Handle is a aggregation protocol for large scale byzantine committees. This is work with my colleagues in addition to myself.

Why aggregate?

Distributed systems often require gathering statements about large subsets of nodes. However, processing (filtering, aggregating…) measurements can be a bottleneck. We want to apply some processing while collecting the measurements.

Why byzantine?

A byzantine node is a node that can be arbitrary. It can be offline and it can be anything it wants and it doesn’t need to respect the protocol specification. In proof-of-stake consensus protocols, you have designated leaders and validators attest the validity of a new block by issuing a signature which gets aggregated into one small signature.
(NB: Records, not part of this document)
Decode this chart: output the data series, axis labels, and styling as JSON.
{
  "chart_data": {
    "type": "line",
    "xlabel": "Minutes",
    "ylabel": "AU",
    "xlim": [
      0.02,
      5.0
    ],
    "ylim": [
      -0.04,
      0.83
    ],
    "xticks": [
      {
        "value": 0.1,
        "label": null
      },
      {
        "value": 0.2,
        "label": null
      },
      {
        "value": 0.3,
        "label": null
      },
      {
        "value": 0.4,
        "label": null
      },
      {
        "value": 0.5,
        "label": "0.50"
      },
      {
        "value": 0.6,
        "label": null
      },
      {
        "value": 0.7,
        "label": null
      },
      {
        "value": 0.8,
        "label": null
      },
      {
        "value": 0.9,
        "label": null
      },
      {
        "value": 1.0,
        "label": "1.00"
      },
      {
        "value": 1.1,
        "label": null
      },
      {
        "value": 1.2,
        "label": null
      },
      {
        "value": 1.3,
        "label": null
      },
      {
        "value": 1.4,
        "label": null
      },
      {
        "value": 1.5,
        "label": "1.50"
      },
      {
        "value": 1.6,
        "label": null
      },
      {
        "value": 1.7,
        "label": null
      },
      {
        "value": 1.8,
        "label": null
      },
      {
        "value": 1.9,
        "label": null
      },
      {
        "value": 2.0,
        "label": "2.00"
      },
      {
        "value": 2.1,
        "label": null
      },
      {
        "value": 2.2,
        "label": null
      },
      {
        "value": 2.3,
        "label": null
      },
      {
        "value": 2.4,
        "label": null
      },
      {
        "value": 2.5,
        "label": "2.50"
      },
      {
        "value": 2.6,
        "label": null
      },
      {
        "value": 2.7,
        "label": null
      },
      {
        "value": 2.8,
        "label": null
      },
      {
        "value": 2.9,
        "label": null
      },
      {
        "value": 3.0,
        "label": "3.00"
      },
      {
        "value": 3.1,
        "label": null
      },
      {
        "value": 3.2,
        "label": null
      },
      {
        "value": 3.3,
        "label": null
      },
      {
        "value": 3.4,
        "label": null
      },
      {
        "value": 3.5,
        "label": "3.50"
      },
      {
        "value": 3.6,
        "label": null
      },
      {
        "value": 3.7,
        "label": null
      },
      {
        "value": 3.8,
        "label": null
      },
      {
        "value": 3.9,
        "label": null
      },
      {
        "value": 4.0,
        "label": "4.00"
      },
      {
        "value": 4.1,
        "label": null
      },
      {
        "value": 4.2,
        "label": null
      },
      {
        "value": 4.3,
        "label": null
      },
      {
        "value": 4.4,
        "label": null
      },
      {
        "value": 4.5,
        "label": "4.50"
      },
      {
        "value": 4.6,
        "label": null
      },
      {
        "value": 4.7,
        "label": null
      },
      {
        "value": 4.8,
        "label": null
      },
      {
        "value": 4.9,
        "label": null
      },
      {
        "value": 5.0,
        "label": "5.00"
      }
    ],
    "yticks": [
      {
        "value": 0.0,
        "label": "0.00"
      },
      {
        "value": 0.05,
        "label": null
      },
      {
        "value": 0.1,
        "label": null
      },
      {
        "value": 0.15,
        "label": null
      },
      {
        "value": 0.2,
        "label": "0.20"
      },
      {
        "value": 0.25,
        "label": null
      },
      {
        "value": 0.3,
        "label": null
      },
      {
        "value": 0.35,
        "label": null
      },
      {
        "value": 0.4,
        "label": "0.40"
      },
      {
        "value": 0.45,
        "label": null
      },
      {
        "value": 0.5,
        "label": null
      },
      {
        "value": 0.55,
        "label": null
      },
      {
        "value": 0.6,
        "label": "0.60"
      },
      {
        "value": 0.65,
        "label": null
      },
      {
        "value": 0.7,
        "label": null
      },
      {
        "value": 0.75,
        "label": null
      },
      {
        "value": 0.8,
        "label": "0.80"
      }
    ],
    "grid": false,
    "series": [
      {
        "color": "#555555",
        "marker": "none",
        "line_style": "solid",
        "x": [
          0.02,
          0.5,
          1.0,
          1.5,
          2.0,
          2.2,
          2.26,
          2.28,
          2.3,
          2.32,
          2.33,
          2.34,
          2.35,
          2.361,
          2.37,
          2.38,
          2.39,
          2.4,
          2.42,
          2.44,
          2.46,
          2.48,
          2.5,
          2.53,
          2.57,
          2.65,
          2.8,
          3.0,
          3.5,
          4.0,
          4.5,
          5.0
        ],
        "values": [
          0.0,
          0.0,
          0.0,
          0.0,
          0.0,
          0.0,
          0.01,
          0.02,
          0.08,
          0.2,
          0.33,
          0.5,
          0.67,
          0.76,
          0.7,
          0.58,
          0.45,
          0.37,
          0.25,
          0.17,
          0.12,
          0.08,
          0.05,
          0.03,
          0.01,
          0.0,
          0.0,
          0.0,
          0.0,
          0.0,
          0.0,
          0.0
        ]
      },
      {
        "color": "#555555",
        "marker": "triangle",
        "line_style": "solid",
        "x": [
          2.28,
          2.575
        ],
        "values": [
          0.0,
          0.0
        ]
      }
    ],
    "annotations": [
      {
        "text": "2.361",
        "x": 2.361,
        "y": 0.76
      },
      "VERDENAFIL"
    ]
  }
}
Security is impacted by the number of signatures aggregated (“the bigger, the better”). Scalability is impacted by the aggregation protocol completion time with respect to the number of nodes.

Aggregation methods

Direct retrieval: A central server contacts all other nodes to get their statements. This is O(n) and it’s inefficient.

Tree nodes could send aggregate from children nodes to parent nodes. This is O(log(n)) but failure is costly, causing restructuring of trees.

Another method is “complete graph” where each node contacts all other nodes to gather their statements. It’s robust but this requires O(n^2) time and communication.

Another method is “gossipping” where each node gossips their statements on a gossipping relay network. You contact k neighbors randomly, updates, and repeat. This is robust but it’s bandwidth-inefficient with large numbers of nodes to aggregate. See Makhloufi et al. 2009.

Handel: problem statement

We want to aggregate thousands of statements in seconds. We want time complexity of O(log(n)) on average. We want a system where there’s a delay but nobody knows the delay. We want fairness, where the ratio of honest contributions over honest nodes converges towards 1. We want efficiency- resource consumption of CPU bandwidth and memory should also be in O(log(n)) in average. Handel does not guarantee uniformity of the results from honest nodes.

Aggregation function

We are looking at aggregation functions which satisfy commutativity and associativity. A valid statement is a statement verified by function V such that V(statement, public information) = 1. This is a perfect fit for multi-signature schemes like BLS multi-signatures from Boneh et al. 2003.

Binomial swap forest

Before we talk about how it works, I want to review some techniques called binomial swap forests which was introduced by Cappos 10 years ago or San Fermin. This makes an aggregation framework in time O(n). With a binomial swap forest, each node constructs its own tree. We start by contacting the immediate next node. Then we take those groups and repeat the same protocol with these pairwise groups as the new nodes in the next round. The last one of them will swap half of the contribution at the last phase.

San Fermin is defined in the fail-stop model where a crash is detected via a timeout. Upon timeout, a node sends request to next node in a target group. The timeout serves to detect crashes. The key parameter (timeouts) could be too short- nodes may be evicted too early, or the key parameter might be too long- which increases completion time linearly.

Now I will talk about a byzantine actor in the binomial swap forest. Also, there needs to be byzantine ffault tolerance.

There’s concurrent levels and a few other methods.